Auch Jack hatte sich so langsam eingelebt. Er war zwar immer noch ängstlich, aber er konnte auch gut mit anpacken, sogar sehr gut, denn mittlerweile arbeitete er bei den Baumeistern. Ich verstand mich gut mit ihm und wenn er mich in der Küche sah, setzte er sich jedes Mal zu mir.

Die allgemeine Situation auf der Lichtung hatte sich beruhigt, ich war nun nicht mehr der umherwandernde Fremdling. Fast alle Jungs hatten mich inzwischen akzeptiert. Vielleicht lag das auch daran, dass Newt ihnen mit mehr Arbeit gedroht hatte, wenn sie nicht nett zu mir waren und dass Minho geschworen hatte, jeden zu schlagen, der es auch nur wagte mich anzufassen. Aber das sei mal dahin gestellt. Ich konnte nämlich auch sehr gut auf mich selbst aufpassen, doch Minho meinte trotzdem, den Beschützer spielen zu müssen. Er behandelte mich wie eine Prinzessin und ich nahm es ihm nicht übel, denn ich konnte seinen niedlichen braunen Augen einfach nicht wiederstehen. Hin und wieder erinnerte ich ihn aber daran, wie stark ich auch ohne ihn war.

Die einzigen, die nach wie vor gegen mich waren, waren Gally und seine Anhänger, doch sie waren deutlich in der Unterzahl. Und sie hielten sich zurück, meistens jedenfalls, nur Gally konnte es nicht lassen hin und wieder eine abfällige Bemerkung über mich zu machen. Newt wies ihn jedoch in die Schranken, bevor Minho davon Wind bekam und ihm seine Knollennase einschlug. Wie gesagt, manchmal war er etwas überfürsorglich.

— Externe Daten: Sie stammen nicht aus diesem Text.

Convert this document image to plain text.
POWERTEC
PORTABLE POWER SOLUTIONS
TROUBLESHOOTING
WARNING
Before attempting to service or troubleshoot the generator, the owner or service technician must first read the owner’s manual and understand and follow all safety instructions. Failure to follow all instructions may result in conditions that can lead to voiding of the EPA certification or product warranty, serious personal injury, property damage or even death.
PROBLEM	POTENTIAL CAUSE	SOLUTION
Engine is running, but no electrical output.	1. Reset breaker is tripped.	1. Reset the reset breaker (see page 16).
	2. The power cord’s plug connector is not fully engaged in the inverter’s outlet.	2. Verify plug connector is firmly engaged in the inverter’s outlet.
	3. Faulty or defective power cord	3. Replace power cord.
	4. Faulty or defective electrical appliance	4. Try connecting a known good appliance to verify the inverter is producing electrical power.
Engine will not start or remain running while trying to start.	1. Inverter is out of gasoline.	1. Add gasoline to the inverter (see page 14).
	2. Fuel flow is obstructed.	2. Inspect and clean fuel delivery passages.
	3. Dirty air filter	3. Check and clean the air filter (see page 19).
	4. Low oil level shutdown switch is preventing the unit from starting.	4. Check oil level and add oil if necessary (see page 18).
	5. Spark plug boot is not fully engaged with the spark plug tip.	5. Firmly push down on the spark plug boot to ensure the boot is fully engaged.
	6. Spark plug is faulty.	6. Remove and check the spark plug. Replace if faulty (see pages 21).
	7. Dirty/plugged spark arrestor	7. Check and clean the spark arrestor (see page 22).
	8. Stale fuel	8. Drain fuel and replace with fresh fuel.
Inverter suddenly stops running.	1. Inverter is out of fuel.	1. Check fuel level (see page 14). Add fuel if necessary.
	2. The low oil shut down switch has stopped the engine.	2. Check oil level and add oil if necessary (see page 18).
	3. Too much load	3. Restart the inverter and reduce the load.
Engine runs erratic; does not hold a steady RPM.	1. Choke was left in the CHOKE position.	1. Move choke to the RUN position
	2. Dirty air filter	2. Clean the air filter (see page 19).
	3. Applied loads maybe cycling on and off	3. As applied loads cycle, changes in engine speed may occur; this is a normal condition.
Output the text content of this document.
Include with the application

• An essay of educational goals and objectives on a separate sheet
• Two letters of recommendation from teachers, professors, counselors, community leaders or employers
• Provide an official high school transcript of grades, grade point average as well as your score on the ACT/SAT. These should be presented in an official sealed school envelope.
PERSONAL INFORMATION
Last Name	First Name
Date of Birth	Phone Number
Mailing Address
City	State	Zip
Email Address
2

Ansonsten passierte nichts Außergewöhnliches. Keine Erinnerung, nichts. Nur dieses ständige Kribbeln in meinem Kopf. Also nicht wortwörtlich Kribbeln in meinem Kopf, aber es war, als würde etwas versuchen zu mir hervorzudringen. Wie eine Erinnerung eben, aber irgendwie auch nicht. Es war seltsam, ich konnte es mir nicht erklären.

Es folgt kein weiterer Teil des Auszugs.